- Born: 19 October 1955 (age 70) Fez, Fès-Meknès, Morocco
- Occupation: Chair of the OCP Group
- Years active: 1989–present

= Mostafa Terrab =

Moroccan business executive

Mostafa Terrab (مصطفى الترّاب; born 19 October 1955 in Fez) is a Moroccan business executive. He has served as chairman and chief executive officer of the state-owned phosphate company OCP Group since 2006.

In 2019, Terrab was elected president of the International Fertilizer Association. Earlier in his career, he was an adviser to King Hassan II and a member of the G14 policy think tank, which included figures such as Taieb Fassi-Fihri and Driss Jettou.

== Biography ==
=== Education ===
Mostafa Terrab graduated in engineering from the Ecole Nationale des Ponts et Chaussées in France in 1979, and went on to complete a Masters in Engineering in 1982 at the Massachusetts Institute of Technology (MIT) after which he pursued a PhD in Operations Research at the same institution. His Doctorate was awarded in 1990.

=== Teaching ===
While studying for his PhD, Terrab held the position of Assistant Professor and Researcher. He was a Professor in the departments of decision sciences and engineering systems, and civil and environmental engineering at the Rensselaer Polytechnic Institute in Troy, New York from 1990 to 1992.

=== Career ===
Returning to Morocco in 1992, Terrab was appointed Chargé de Mission to the Royal Cabinet of the late King Hassan II before joining in 1995, as Secretary General, the Executive Secretariat of the Economic Summit for the Middle East and North Africa.

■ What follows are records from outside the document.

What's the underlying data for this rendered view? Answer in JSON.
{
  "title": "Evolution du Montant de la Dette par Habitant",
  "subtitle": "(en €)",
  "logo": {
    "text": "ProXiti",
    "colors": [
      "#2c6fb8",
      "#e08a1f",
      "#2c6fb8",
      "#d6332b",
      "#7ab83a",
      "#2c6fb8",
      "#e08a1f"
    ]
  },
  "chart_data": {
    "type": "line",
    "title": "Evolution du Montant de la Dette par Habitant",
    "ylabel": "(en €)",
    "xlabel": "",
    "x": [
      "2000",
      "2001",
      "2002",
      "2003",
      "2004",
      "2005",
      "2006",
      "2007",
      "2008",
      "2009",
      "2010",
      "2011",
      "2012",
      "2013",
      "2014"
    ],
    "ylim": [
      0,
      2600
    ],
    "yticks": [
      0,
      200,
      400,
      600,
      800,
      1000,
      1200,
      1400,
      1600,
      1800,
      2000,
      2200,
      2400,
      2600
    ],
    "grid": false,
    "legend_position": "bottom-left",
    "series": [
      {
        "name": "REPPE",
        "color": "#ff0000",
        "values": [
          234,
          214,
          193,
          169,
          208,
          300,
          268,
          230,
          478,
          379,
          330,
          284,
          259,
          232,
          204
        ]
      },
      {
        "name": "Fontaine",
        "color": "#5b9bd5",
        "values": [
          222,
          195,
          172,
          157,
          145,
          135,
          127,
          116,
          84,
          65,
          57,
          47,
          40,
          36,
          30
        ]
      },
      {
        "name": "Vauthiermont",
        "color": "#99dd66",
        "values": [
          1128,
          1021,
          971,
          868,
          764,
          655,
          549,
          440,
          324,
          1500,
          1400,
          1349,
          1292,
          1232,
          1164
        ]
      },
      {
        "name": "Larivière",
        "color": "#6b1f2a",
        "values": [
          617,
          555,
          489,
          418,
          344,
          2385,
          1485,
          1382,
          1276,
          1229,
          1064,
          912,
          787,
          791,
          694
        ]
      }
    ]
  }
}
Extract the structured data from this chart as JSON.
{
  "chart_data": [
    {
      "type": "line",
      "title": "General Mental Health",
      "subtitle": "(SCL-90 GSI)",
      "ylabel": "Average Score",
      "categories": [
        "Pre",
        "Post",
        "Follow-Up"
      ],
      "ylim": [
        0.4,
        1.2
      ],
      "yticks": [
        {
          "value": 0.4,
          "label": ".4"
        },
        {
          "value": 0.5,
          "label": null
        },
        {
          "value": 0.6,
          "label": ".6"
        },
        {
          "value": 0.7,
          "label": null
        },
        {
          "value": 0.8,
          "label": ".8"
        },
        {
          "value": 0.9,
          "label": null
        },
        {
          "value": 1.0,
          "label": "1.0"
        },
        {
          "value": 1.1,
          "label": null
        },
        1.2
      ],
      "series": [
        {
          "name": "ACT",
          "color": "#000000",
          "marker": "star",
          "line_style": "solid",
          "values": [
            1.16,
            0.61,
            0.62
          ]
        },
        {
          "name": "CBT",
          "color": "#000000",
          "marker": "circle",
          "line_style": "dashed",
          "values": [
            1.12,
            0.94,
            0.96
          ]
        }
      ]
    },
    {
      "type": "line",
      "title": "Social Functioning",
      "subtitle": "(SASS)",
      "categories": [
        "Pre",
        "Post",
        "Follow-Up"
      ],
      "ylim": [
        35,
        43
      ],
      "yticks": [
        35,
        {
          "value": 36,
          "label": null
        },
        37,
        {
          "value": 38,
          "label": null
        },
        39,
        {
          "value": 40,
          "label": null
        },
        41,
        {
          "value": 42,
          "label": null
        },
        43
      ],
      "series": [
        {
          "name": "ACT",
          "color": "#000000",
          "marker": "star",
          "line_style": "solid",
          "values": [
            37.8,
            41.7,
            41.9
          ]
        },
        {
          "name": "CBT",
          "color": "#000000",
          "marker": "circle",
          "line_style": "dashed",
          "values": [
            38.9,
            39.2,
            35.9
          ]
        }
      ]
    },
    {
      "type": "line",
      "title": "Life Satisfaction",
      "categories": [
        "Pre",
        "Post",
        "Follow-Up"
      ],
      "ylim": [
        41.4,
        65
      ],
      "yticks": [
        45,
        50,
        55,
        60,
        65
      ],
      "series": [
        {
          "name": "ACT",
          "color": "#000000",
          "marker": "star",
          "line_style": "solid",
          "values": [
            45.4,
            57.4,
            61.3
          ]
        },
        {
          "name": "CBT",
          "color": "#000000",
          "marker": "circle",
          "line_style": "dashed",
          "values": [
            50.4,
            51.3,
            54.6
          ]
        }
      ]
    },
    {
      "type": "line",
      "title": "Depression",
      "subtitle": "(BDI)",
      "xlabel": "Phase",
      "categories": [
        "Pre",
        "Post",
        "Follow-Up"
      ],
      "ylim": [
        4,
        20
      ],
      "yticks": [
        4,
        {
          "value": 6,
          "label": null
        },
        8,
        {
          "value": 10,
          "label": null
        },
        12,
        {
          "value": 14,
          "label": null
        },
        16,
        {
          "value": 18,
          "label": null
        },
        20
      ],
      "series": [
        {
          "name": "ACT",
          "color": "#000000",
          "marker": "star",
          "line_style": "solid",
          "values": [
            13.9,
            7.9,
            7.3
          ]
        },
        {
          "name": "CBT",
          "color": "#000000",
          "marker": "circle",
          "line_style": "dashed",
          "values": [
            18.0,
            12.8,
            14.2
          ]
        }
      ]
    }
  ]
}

From 1998, he led the National Agency for Telecommunications Regulation (ANRT), before joining The World Bank as Lead Regulatory Specialist, where he directed the "Information for Development" (InfoDev) program for the support of entrepreneurs with strong growth in emerging economies.

Terrab was appointed chief executive officer of OCP in 2006, and then chairman and chief executive officer of the OCP Group when it became a Public Limited Company in June 2008. He is also Chairman of the University Mohammed VI Polytechnic.

In June 2019, Terrab became President of the IFA (International Fertilizer Association), a global organization bringing together 480 members of the fertilizer industry in 68 countries. He is the first African executive to chair this Association, and is also a member of the Executive Board.

In late 2019, Terrab was appointed to a 35-member committee for Moroccan Development, made up of a diverse cross-section of the most respected people in Morocco. The committee will deliver a report to King Mohammed VI on the impacts of the reform programs initiated in the Kingdom, across education, society, environment, infrastructure and the economy. The report will also deliver recommendations on best practice and future initiatives.

== Other activities ==
- French Institute of International Relations (IFRI), Member of the board of directors

== Personal life ==
Terrab is married and the father of three children.

== Awards and honours ==
In 1998, he received the Frederick C. Hennie III prize for his contribution to the MIT's Department of Electrical Engineering & Computer Science teaching programme. In 2012, Morocco World News named him Person of the Year for his contributions to the "most vital" sector of the Moroccan economy. He was named one of the 100 most influential Africans by New African Magazine in 2013 and one of the 50 most influential Africans worldwide by Jeune Afrique Magazine in 2014.